In Blender, the following script creates a new material for each unique cytoarchitecture and assigns each face
in the ventricle mesh to the corresponding material.

.. code-block:: python

    import bpy
    import csv

    # Path to face labels
    labels_csv = 'face_labels.csv'

    def read_csv(path):
        with open(path, mode='r') as f:
            line = f.readline().split('\n')[0]
        return line.split(',')

    # Load face labels
    labels = read_csv(labels_csv)
    classes = list(set(labels))
    classes.sort()
    n_classes = len(classes)
    print(f'Read {len(labels)} face labels belonging to {n_classes} classes')

    # Make materials for each class
    context = bpy.context
    obj = context.object
    mesh = obj.data

    existing_material_names = [m.name for m in mesh.materials]
    class_material_names = []
    class_material_index = []
    for i in range(n_classes):
        material_name = f'class {i} material'
        class_material_names.append(material_name)
        if material_name in existing_material_names:
            class_material_index.append(existing_material_names.index(material_name))
        else:
            class_material_index.append(len(mesh.materials))
            mesh.materials.append(bpy.data.materials.new(material_name))
    label_to_index = dict(zip(range(n_classes), class_material_index))
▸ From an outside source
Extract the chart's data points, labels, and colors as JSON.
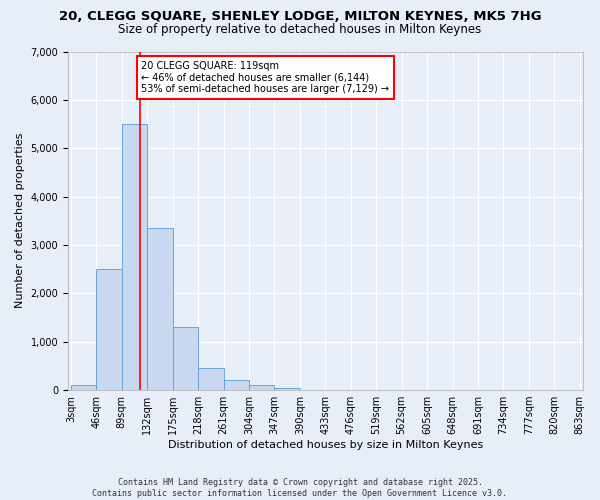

    # Assign faces to materials based on labels
    for f, lbl in zip(mesh.polygons, labels):  # iterate over faces
        print(lbl)
        f.material_index = label_to_index[int(lbl)]
        print("face", f.index, "material_index", f.material_index)
        slot = obj.material_slots[f.material_index]
        mat = slot.material
        if mat is not None:
            print(mat.name)
            print(mat.diffuse_color)
        else:
            print("No mat in slot", f.material_index)


**Multiscale statistical analysis:**

Input files needed for the command to work are: **centroids_um.npy** and **cyto_labels.npy** 

"." should specify that these files be inputted. 

.. code-block:: bash
   
   cd analysis/analysis_folder_name/Group1/  
   scout multiscale features organoid_folder_name(usually 2019...)/. -d 1 6 6 -v

If this worked you should see **organoid_features.xlsx** file in the organoid folder.

Combine each **organoid_features.xlsx** from each organoid folder into a cumulative **combined_features.xlsx** file using: 

.. code-block:: bash

   scout multiscale combine analysis.csv --output combined_features.xlsx -v 

Statistical testing:

Use the notebook "**T-tests and volcano plots.ipynb**" for statistical tests on the combined features.